Stuck on pulsing white or pulsing blue during setup
If a device sits on slowly pulsing white or pulsing blue and never reaches solid white, it is waiting to be set up or struggling to join the mesh. First make sure you are completing the add-device flow in the Google Home app rather than expecting it to connect on its own. If pairing keeps failing, move the point much closer to the router for the duration of setup, then relocate it once it is joined, because a weak signal during setup is a common reason it stalls. A unit that loops between pulsing and solid blue and refuses to finish usually needs a factory reset followed by a fresh setup. Confirm too that the router itself is on solid white before adding any points, since a point cannot join a router that has not yet come online.
When it is worth replacing the mesh rather than resetting it again
Google has wound down the Nest WiFi line, and the original Google WiFi in particular is now several years old. If you find yourself power cycling or factory resetting every few weeks, or a unit keeps returning to red after resets, the hardware is likely failing and no amount of resetting will fix it for good. Ageing mesh kit also lags behind current standards, so even when it works it can be the reason a fast broadband package never feels fast. If only the dead zones at the edge of your home are the problem, a wifi extender may be enough and is covered in the comparison below. If the core kit itself is unreliable, a current mesh such as the TP-Link Deco X50 or the Amazon eero 6 plus restores whole-home coverage on the latest WiFi 6 standard and is usually the more dependable long-term fix. The decider guide linked below helps you choose between patching the gaps and replacing the system.

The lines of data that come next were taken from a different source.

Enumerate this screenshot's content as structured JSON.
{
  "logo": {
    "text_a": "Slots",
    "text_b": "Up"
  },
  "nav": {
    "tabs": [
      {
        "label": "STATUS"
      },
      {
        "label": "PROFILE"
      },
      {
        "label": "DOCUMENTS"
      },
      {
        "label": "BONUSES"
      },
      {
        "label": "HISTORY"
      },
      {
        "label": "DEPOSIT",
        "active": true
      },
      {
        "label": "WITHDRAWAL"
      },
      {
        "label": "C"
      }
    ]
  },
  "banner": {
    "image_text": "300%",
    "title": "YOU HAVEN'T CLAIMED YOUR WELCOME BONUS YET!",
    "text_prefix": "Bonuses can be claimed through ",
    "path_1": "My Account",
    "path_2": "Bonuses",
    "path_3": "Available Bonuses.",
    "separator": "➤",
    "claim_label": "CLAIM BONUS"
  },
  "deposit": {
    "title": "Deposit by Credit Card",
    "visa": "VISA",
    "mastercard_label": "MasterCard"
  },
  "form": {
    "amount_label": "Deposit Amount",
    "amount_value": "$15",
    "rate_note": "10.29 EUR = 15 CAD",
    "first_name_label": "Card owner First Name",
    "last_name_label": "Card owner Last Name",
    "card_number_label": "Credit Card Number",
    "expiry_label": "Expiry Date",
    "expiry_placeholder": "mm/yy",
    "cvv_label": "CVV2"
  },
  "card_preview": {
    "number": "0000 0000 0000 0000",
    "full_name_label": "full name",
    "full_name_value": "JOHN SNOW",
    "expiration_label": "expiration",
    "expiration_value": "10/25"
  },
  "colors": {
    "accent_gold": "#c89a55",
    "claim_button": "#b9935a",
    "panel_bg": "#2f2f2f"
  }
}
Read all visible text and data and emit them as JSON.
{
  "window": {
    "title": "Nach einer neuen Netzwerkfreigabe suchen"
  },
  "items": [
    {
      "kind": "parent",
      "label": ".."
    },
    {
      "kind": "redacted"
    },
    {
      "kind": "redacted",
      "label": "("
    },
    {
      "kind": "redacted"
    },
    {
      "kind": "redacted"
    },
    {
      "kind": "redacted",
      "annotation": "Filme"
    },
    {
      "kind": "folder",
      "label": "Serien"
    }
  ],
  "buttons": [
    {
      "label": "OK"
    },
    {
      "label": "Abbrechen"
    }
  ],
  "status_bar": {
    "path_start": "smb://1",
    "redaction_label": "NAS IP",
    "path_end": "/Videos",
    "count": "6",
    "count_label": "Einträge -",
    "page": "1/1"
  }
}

Dim or switch off the light without losing the warnings
A bright LED in a bedroom or living room is a common annoyance, and Google lets you dim or turn it off entirely. Open the Google Home app, select the device, go to its settings and adjust the brightness or switch the light off. The trade-off is that with the light off you lose the at-a-glance amber and red warnings, so if you rely on the colour to spot internet drops it is worth dimming the light rather than disabling it completely. The light setting is per device, so you can darken the puck in the bedroom while leaving the router by the modem fully lit.